Resilience and Vulnerability: Adaptation in the Context of Childhood Adversities

By Suniya S. Luthar | Go to book overview

Resilience and Vulnerability
Adaptation in the Context of Childhood Adversities

Childhood resilience is the phenomenon of positive adaptation despite significant life adversities. While interest in resilience has burgeoned in recent years, there remains considerable uncertainty about what exactly research has taught us about this phenomenon. Integrated in this book are contributions from leading scientists who have each studied children's adjustment across risks common in contemporary society.
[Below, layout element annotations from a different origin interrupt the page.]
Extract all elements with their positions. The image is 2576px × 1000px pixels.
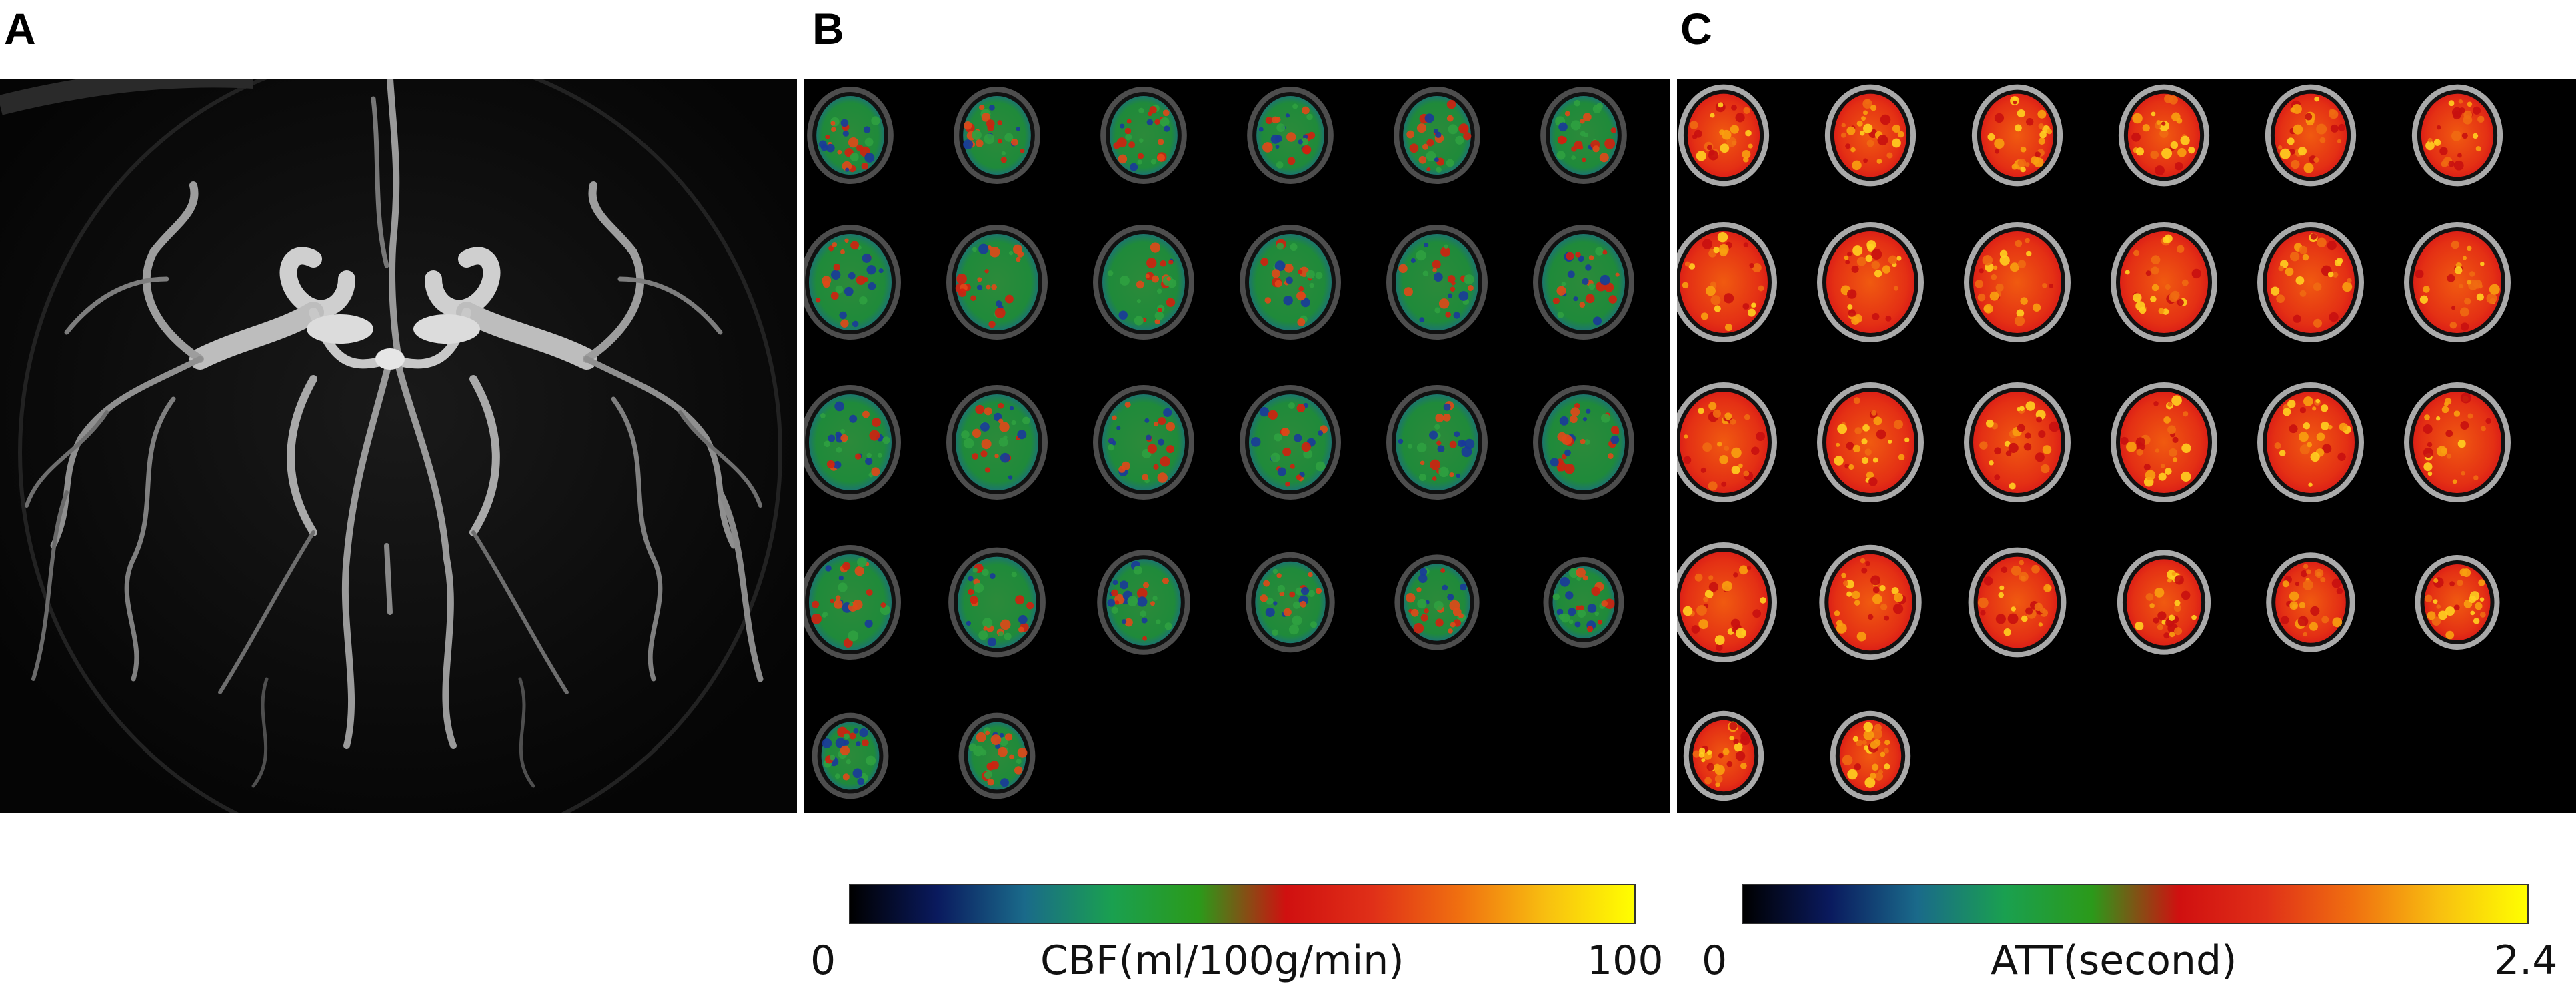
cbf-slice bbox=[1100, 86, 1187, 185]
att-slice bbox=[2411, 84, 2503, 187]
cbf-slice bbox=[1240, 385, 1341, 500]
cbf-slice bbox=[946, 385, 1048, 500]
att-colorbar-min: 0 bbox=[1702, 937, 1728, 984]
cbf-slice bbox=[1540, 86, 1627, 185]
cbf-map-grid bbox=[804, 79, 1670, 813]
att-slice bbox=[1678, 84, 1770, 187]
att-slice bbox=[1817, 382, 1924, 502]
cbf-slice bbox=[1533, 385, 1634, 500]
att-colorbar-max: 2.4 bbox=[2494, 937, 2558, 984]
att-slice bbox=[1964, 382, 2071, 502]
angiography-image bbox=[0, 79, 797, 813]
att-slice bbox=[2266, 552, 2355, 652]
att-slice bbox=[1677, 542, 1777, 662]
cbf-slice bbox=[1247, 86, 1334, 185]
att-colorbar-title: ATT(second) bbox=[1991, 937, 2237, 984]
cbf-slice bbox=[804, 385, 901, 500]
cbf-slice bbox=[807, 86, 894, 185]
att-slice bbox=[2111, 222, 2217, 342]
att-colorbar bbox=[1742, 884, 2529, 924]
att-slice bbox=[1824, 84, 1916, 187]
cbf-slice bbox=[1093, 225, 1194, 340]
cbf-slice bbox=[1394, 86, 1480, 185]
att-slice bbox=[2404, 222, 2511, 342]
cbf-slice bbox=[804, 225, 901, 340]
att-slice bbox=[1964, 222, 2071, 342]
cbf-slice bbox=[954, 86, 1040, 185]
att-slice bbox=[2265, 84, 2357, 187]
cbf-slice bbox=[1097, 550, 1190, 655]
att-slice bbox=[1817, 222, 1924, 342]
att-slice bbox=[2257, 382, 2364, 502]
cbf-slice bbox=[1386, 385, 1488, 500]
cbf-slice bbox=[1246, 552, 1335, 653]
cbf-colorbar-title: CBF(ml/100g/min) bbox=[1040, 937, 1404, 984]
att-slice bbox=[1819, 544, 1922, 660]
att-slice bbox=[2111, 382, 2217, 502]
cbf-colorbar-max: 100 bbox=[1587, 937, 1664, 984]
att-map-grid bbox=[1677, 79, 2576, 813]
cbf-slice bbox=[948, 547, 1046, 658]
att-slice bbox=[2117, 550, 2211, 655]
cbf-slice bbox=[804, 545, 901, 660]
cbf-slice bbox=[946, 225, 1048, 340]
cbf-slice bbox=[812, 712, 889, 799]
cbf-slice bbox=[1386, 225, 1488, 340]
att-slice bbox=[1677, 382, 1777, 502]
att-slice bbox=[1830, 710, 1911, 801]
cbf-slice bbox=[1093, 385, 1194, 500]
att-slice bbox=[2415, 555, 2500, 650]
att-slice bbox=[1677, 222, 1777, 342]
att-slice bbox=[1971, 84, 2063, 187]
panel-label-c: C bbox=[1680, 4, 1712, 53]
att-slice bbox=[2257, 222, 2364, 342]
cbf-slice bbox=[1394, 554, 1480, 650]
cbf-slice bbox=[1240, 225, 1341, 340]
att-slice bbox=[2118, 84, 2210, 187]
cbf-colorbar bbox=[849, 884, 1636, 924]
panel-label-a: A bbox=[4, 4, 36, 53]
cbf-colorbar-min: 0 bbox=[810, 937, 836, 984]
panel-label-b: B bbox=[812, 4, 844, 53]
att-slice bbox=[1683, 710, 1764, 801]
att-slice bbox=[1968, 547, 2067, 658]
cbf-slice bbox=[1543, 557, 1624, 648]
cbf-slice bbox=[958, 712, 1036, 799]
att-slice bbox=[2404, 382, 2511, 502]
cbf-slice bbox=[1533, 225, 1634, 340]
Chapters in the first half of the book focus on risks emanating from the family; chapters in the second half focus on risks stemming from the wider community. All contributors have explicitly addressed a common set of core themes, including the criteria they used to judge resilience within particular risk settings, the major factors that predict resilience in these settings, the limits to resilience (vulnerabilities coexisting with manifest success), and directions for interventions. In the concluding chapter, the editor integrates evidence presented throughout all preceding chapters to distill (a) substantive considerations for future research and (b) salient directions for interventions and social policies based on accumulated research knowledge.

Suniya S. Luthar is Professor of Psychology and Education at Teachers College, Columbia University. She is the author of Children in Poverty: Risk and Protective Forces in Adjustment (1999) and the coeditor of Developmental Psychopathology: Perspectives on Adjustment, Risk, and Disorder (1997). Dr. Luthar is Associate Editor of the journal Development and Psychopathology and has been a member of the editorial boards ofboth Child Development and Developmental Psychology. Professional awards include a Dissertation Award from APA's Division 37 (Child, Youth, & Family Services; 1990), a K-21 Research Scientist Development Award from the National Institute on Drug Abuse (1993–1998), an American Mensa Education and Research Foundation Award for Excellence in Research on Intelligence (1995), and a Boyd McCandless Young Scientist Award from APA's Division 7 (Developmental Psychology, 1998).